The Kroonum System...
Krimshaw: A reformed, formerly savage Greeg who has been taught to speak and behave like a civilized creature. (Think Pygmalion). Greegs are slovenly, savage beasts, used primarily as carnival attractions in most of the known, and unknown, universes.
Dr. Rip T. Brash the Third: A partying, gambling, sociopath who loves nothing more than not taking responsibility for anything while causing large amounts of damage to everything... all while losing high stakes wagers at a staggering rate.
Wilx: An astrospeciologist whose entire life's work is financed by winning large wagers with Rip. He is a pragmatic mad scientist, but a mad scientist nonetheless.
Kroonum is an ultraviolet Blue-Spotted Zeta Sun that provides warmth and life for 27 planets. Not one of these planets is mellow or uninhabited. They all suffer major problems of overpopulation and a lack of sleep.

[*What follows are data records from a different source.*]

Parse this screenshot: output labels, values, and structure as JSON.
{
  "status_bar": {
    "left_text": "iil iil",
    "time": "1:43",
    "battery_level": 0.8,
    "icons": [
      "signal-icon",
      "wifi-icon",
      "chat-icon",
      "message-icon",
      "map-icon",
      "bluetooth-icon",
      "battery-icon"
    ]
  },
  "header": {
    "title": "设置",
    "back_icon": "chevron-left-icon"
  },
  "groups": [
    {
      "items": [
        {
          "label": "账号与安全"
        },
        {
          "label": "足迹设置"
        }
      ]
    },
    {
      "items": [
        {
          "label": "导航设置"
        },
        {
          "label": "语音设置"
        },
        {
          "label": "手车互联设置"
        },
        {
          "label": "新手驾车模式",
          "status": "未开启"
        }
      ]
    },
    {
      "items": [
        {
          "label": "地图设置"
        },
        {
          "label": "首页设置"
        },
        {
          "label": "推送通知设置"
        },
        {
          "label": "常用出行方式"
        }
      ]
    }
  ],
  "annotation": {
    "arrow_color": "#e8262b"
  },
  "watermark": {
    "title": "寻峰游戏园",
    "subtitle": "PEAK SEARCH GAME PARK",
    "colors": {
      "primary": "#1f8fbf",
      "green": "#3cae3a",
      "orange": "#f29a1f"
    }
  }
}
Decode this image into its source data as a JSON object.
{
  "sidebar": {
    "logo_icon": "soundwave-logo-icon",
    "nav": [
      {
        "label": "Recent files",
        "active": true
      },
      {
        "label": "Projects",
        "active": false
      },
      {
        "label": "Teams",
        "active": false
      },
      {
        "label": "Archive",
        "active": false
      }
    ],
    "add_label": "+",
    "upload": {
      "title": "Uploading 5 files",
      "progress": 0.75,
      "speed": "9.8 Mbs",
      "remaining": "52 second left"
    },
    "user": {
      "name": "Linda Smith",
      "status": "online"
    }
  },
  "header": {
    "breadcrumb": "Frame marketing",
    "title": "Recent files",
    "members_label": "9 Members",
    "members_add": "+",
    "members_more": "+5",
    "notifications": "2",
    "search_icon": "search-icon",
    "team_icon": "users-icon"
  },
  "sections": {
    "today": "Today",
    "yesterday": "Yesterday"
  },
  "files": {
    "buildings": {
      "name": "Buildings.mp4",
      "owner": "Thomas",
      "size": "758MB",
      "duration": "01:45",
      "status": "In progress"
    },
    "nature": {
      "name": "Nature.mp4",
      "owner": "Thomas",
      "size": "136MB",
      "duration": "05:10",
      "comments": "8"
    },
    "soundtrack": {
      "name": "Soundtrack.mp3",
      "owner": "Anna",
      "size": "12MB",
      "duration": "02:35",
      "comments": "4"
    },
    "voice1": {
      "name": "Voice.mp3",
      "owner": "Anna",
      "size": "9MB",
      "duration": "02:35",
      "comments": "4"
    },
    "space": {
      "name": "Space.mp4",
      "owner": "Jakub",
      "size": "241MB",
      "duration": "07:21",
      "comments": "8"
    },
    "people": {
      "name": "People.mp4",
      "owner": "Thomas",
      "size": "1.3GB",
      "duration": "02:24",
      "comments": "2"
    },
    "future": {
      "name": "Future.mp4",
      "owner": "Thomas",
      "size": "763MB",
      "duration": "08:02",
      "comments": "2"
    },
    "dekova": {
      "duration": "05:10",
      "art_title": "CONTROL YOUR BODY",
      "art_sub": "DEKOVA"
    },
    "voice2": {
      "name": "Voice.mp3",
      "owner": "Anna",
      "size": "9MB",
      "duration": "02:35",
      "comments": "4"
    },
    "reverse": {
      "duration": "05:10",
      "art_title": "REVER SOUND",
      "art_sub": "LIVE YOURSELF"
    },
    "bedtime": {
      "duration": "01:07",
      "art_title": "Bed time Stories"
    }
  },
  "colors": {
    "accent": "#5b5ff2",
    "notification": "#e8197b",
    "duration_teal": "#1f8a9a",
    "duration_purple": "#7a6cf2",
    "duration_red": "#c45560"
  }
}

If New York is the city that never sleeps, then Kroonum is the Solar System that has never even heard of sleep. There are simply too many exciting things to do to ever consider the notion of falling asleep. To sleep for even the shortest amount of time while in Kroonum is to miss at least several unprecedented and historically life-changing events in galactic history. The last time someone knocked off for a quick nap they ended up missing the resurrection of The Beatles, as well as missing the 12-hour reunion concert that followed shortly thereafter. The seemingly endless show ended with a complete front-to-back rendition of Abbey Road, played against the majestically stirring backdrop of Kroonum’s famous Whizzling-Firebeam asteroid shower (an event that is believed will only happen four times, ever). This was the third time it had happened. The person who’d popped off for a quick nap was later informed of the excellence of The Beatles, and was also told he would do best not to miss the next Whizzling-Firebeam asteroid shower. He ended up missing it on account of being dead, as the fourth and final asteroid shower did not occur for hundreds of years (or 89,126.3 zillion Schmickian years, if you want to get precise in the matter).
“Where are we?” asked Rip.
Wilx looked around confusedly. “We’ve just undergone an unrequested hyperspacial jump.”
“I know…but where exactly did we jump to?”
“I’m trying to figure that out,” said Wilx as he scrambled through the star charts. “Look over there… I see a planet missing its top half. Could that be the legendary Clug Raddo?”
“What's Clug Raddo?” asked Krimshaw.
“A planet. One that lost its northern hemisphere due to the climactic event of the Dishwashing Chronicles.”
“What happened in the Dishwashing Chronicles?”
“We'll tell you about it later. For now I need to focus on the fact that we’ve jumped many universes in the complete opposite direction from the planet Hroon and the sunned district of Herb.”
“Do we have any pomegranates?” asked Rip.
“Uh, what are pomegranates?”
“Did the rest of the fleet make the hyperspacial jump with us?” asked Krimshaw.
“Good question. At least someone is having relevant thoughts around here.”